ClustrixDB is a MySQL-compatible ACID RDBMS that linearly scales out both writes and reads. Clustrix has created many architectural innovations over the years that have made this possible. This week we will focus on one of these innovations, the ClustrixDB Rebalancer, that automatically distributes and balances data across nodes while ensuring high availability. Before we go into the details, let’s put this into context.
With last week’s blog, we started exploring how ClustrixDB accomplishes horizontal scaling of both writes and reads without sharding. Why is this important? Because other MySQL scaling strategies have challenges with write scale. Specifically, most — like read slaves and multi-master — provide read scale much better than write scale. Similarly, while sharding is a common solution for write scale, it comes with significant application, business, and DevOps challenges.

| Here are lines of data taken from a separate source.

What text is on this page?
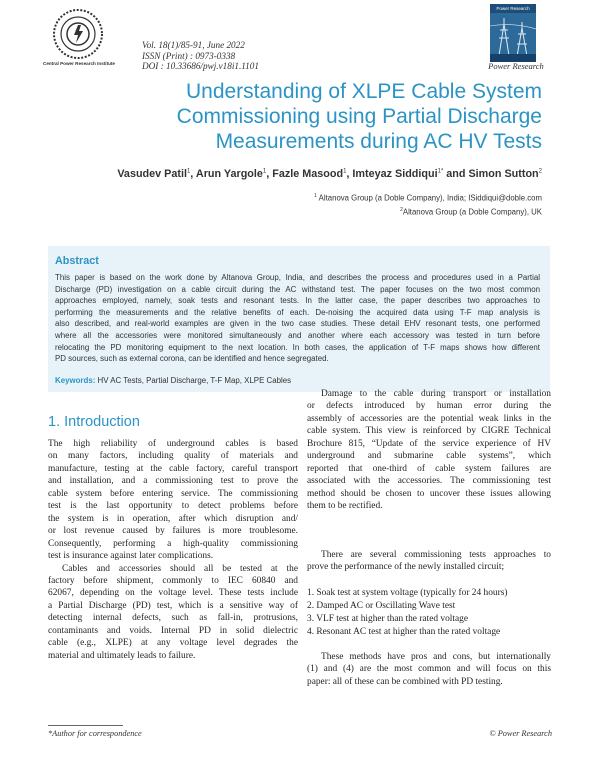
Central Power Research Institute
Vol. 18(1)/85-91, June 2022
ISSN (Print) : 0973-0338
DOI : 10.33686/pwj.v18i1.1101
Power Research
Power Research
Understanding of XLPE Cable System
Commissioning using Partial Discharge
Measurements during AC HV Tests
Vasudev Patil$^1$, Arun Yargole$^1$, Fazle Masood$^1$, Imteyaz Siddiqui$^{1*}$ and Simon Sutton$^2$
$^1$ Altanova Group (a Doble Company), India; ISiddiqui@doble.com
$^2$Altanova Group (a Doble Company), UK
Abstract
This paper is based on the work done by Altanova Group, India, and describes the process and procedures used in a Partial
Discharge (PD) investigation on a cable circuit during the AC withstand test. The paper focuses on the two most common
approaches employed, namely, soak tests and resonant tests. In the latter case, the paper describes two approaches to
performing the measurements and the relative benefits of each. De-noising the acquired data using T-F map analysis is
also described, and real-world examples are given in the two case studies. These detail EHV resonant tests, one performed
where all the accessories were monitored simultaneously and another where each accessory was tested in turn before
relocating the PD monitoring equipment to the next location. In both cases, the application of T-F maps shows how different
PD sources, such as external corona, can be identified and hence segregated.
Keywords: HV AC Tests, Partial Discharge, T-F Map, XLPE Cables
1. Introduction
The high reliability of underground cables is based
on many factors, including quality of materials and
manufacture, testing at the cable factory, careful transport
and installation, and a commissioning test to prove the
cable system before entering service. The commissioning
test is the last opportunity to detect problems before
the system is in operation, after which disruption and/
or lost revenue caused by failures is more troublesome.
Consequently, performing a high-quality commissioning
test is insurance against later complications.
Cables and accessories should all be tested at the
factory before shipment, commonly to IEC 60840 and
62067, depending on the voltage level. These tests include
a Partial Discharge (PD) test, which is a sensitive way of
detecting internal defects, such as fall-in, protrusions,
contaminants and voids. Internal PD in solid dielectric
cable (e.g., XLPE) at any voltage level degrades the
material and ultimately leads to failure.
Damage to the cable during transport or installation
or defects introduced by human error during the
assembly of accessories are the potential weak links in the
cable system. This view is reinforced by CIGRE Technical
Brochure 815, “Update of the service experience of HV
underground and submarine cable systems”, which
reported that one-third of cable system failures are
associated with the accessories. The commissioning test
method should be chosen to uncover these issues allowing
them to be rectified.
There are several commissioning tests approaches to
prove the performance of the newly installed circuit;
1. Soak test at system voltage (typically for 24 hours)
2. Damped AC or Oscillating Wave test
3. VLF test at higher than the rated voltage
4. Resonant AC test at higher than the rated voltage
These methods have pros and cons, but internationally
(1) and (4) are the most common and will focus on this
paper: all of these can be combined with PD testing.
*Author for correspondence	© Power Research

ClustrixDB has three core functionalities that help it scale out linearly:
1. Automatic Data Distribution
As tables and indexes are created, they are automatically “sliced” and distributed across all the nodes in the cluster. This slicing uses 64-bit consistent hashing based on the data keys, so each slice’s location and contents are deterministically predictable.
2. Automatic Fan-out of SQL Queries
Each SQL query is pre-parsed, and compiled query fragments are distributed directly to the specific cluster node(s) containing the requisite data, i.e., “bringing the query to the data.”
3. Automatic Data Rebalancing
Storage full and/or node hotspots are automatically handled by reslicing and redistributing data across the cluster.
...and the Clustrix Rebalancer does two of them: automatic data distribution and automatic data rebalancing.
The ClustrixDB Rebalancer: Three Core Functions
The multi-patented ClustrixDB Rebalancer is an automated online system that maintains the healthy distribution of data in the cluster without downtime. What does that mean? In a shared-nothing clustered database, each node needs to have its own (partial) set of the data. And in a highly available (HA) system, there must be at least two separate copies of the data across the entire cluster, allowing instance failure(s) without data loss. And finally, the database must ensure that the data distribution is fine-grained enough to maximize parallelization, while avoiding excessive data rebalancing — which is a tricky task..
ClustrixDB Rebalancer: Automatic Data Distribution
A core functionality of the ClustrixDB Rebalancer is ensuring table data and indices are correctly sliced and distributed across all the nodes in the cluster. This is especially important when tables and indices are being created.
Ensuring Best Data Distribution
The easiest data distribution would be table-level, i.e., distributing different tables to each node in the cluster. This would make application queries easier to distribute because queries to a single table would all go to the same node, rather than across several nodes. However, this wouldn’t guarantee enough distribution — it would be very easy to create contentions and/or hotspots. If any table suddenly had a big increase of write queries, all the increased queries would go to the same node.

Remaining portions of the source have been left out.